Gingerbread

A dense cake predominately spiced with ginger

  • 1t (5g) Vinegar

  • ½C (117g) Milk

  • 2C (250g) Flour

  • ⅓C (67g) Sugar

  • 1t (6g) Salt

  • ½t (2g) Baking Powder

  • 1t (5g) Baking Soda

  • 1t (2g) Cinnamon

  • 1½t (3g) Ginger

  • ½t (1g) Cloves

  • ½C (112g) Butter

  • 1C (337g) Molasses

  • ¼C (59g) Water

  • 1 Egg

  • Stir vinegar into milk and set aside long enough for milk to curdle (about 10 minutes).

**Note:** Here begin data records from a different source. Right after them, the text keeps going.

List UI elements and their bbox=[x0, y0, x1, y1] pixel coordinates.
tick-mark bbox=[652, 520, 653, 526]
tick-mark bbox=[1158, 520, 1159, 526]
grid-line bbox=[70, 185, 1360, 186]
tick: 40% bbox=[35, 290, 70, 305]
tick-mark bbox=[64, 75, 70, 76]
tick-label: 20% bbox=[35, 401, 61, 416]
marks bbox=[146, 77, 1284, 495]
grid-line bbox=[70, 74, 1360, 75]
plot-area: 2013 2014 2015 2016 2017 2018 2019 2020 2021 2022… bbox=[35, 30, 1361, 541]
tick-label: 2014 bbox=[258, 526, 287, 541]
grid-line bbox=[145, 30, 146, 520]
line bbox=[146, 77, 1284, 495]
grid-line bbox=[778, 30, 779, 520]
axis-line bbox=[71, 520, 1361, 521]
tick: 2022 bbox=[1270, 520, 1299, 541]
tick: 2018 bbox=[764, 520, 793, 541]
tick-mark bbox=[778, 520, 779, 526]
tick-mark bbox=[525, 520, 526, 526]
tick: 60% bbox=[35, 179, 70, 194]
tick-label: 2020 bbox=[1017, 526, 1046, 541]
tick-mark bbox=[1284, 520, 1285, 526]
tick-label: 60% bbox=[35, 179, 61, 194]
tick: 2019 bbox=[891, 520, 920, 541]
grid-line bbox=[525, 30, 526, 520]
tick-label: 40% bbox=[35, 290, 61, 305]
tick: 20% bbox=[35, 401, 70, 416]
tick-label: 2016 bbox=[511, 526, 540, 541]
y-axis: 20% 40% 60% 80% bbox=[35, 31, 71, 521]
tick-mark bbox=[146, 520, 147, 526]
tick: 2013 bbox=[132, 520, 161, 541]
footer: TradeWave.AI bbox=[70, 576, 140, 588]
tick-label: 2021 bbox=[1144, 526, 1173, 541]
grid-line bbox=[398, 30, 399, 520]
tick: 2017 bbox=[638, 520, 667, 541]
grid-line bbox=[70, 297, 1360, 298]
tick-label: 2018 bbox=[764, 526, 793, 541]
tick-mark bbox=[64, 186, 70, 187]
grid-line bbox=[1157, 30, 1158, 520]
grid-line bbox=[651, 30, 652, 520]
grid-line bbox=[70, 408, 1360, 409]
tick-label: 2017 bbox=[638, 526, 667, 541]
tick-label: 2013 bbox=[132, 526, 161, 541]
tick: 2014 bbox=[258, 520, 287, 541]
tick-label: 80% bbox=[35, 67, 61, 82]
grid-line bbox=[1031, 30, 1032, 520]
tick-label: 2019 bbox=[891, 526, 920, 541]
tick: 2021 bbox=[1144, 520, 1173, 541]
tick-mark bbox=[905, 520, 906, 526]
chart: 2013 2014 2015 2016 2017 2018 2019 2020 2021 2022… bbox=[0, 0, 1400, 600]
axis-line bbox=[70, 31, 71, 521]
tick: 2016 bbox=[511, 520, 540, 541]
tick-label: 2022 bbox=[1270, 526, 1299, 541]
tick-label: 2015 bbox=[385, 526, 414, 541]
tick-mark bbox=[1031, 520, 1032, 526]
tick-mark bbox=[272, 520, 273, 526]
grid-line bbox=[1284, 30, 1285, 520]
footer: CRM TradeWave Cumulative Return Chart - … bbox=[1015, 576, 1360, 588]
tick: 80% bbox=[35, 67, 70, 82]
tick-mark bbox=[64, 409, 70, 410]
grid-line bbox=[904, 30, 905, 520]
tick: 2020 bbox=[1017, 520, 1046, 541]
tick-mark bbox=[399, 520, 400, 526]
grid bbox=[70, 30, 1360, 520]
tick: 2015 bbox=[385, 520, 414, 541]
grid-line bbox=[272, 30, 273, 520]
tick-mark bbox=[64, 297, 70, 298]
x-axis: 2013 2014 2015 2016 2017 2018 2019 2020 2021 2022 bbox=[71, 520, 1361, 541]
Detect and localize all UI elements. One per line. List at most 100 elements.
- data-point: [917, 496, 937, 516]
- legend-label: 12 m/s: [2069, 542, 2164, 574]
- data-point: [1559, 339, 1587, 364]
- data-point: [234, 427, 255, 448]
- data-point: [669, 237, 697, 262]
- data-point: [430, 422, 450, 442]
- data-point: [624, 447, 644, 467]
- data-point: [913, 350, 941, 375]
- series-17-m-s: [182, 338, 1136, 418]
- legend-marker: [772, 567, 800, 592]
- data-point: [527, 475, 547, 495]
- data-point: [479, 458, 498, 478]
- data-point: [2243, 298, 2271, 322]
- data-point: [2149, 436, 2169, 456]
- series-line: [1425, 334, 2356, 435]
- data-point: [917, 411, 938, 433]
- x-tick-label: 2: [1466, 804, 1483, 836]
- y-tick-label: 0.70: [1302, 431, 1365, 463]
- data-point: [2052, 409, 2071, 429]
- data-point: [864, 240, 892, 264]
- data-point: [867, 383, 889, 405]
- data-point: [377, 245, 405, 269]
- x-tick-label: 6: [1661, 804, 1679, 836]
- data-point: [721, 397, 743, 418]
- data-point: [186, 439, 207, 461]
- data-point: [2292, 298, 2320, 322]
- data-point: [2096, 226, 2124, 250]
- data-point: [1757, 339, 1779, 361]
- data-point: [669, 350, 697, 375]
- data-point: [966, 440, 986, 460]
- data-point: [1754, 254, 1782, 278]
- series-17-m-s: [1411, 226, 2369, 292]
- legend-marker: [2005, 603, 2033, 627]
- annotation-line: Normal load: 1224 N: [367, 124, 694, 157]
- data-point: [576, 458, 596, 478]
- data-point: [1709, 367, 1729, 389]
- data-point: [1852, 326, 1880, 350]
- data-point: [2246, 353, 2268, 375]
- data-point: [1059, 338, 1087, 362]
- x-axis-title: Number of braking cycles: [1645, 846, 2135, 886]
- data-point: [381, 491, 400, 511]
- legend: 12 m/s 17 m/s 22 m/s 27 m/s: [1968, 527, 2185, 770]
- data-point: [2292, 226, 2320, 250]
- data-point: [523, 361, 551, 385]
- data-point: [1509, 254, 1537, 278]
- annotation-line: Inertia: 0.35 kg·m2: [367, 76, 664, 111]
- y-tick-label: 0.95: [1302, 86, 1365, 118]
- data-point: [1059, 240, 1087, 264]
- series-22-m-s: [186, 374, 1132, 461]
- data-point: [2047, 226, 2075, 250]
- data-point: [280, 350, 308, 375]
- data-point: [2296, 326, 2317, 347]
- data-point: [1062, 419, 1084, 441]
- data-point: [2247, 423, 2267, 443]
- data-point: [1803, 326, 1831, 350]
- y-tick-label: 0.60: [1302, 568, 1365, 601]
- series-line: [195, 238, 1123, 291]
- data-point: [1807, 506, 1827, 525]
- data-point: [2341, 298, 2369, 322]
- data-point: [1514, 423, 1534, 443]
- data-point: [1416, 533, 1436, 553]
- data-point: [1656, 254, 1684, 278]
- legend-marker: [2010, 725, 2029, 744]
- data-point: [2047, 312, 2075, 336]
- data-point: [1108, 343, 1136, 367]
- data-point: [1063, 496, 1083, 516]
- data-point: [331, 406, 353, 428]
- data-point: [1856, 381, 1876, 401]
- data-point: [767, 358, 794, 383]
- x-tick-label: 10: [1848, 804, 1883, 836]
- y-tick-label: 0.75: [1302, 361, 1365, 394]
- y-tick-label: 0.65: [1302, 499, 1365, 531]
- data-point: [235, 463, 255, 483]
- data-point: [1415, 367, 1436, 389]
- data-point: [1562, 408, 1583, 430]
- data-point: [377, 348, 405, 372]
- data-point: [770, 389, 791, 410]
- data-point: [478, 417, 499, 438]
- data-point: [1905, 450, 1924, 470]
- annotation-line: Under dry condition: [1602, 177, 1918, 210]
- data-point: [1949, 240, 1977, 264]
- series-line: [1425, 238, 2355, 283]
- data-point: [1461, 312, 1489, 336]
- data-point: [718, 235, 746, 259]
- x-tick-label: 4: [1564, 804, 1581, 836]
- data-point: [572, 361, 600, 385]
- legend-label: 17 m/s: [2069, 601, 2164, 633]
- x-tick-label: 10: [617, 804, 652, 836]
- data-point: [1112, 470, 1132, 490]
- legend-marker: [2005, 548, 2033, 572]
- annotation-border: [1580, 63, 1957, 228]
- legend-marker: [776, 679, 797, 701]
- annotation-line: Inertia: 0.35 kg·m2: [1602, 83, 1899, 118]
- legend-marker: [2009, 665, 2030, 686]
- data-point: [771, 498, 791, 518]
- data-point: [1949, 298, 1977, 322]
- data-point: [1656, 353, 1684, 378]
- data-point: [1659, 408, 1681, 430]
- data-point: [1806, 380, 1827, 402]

  • Grease and flour an 8-inch square pan.

  • Preheat oven to 350°.

  • In a medium bowl stir together the flour, sugar, salt, baking powder, baking soda, cinnamon, ginger, and cloves.

  • In a small bowl, melt the butter using the microwave oven.

  • Add the water and molasses to the small bowl and mix till combined.

  • Add the egg and mix till combined.

  • Add the milk mixture and mix till combined.

  • Stir the wet ingredients into the dry ingredients and mix till combined.

  • Pour batter into pan and bake for 40-45 minutes.

  • Cake is done when cake tester comes out clean or when cake springs back when lightly touched with finger.

Gingerbread photo

PREP TIME: 15 min

TOTAL TIME: 1 hr

notes:

Can substitute 1/2C (123g) buttermilk for the vinegar and milk. Recipe can be doubled.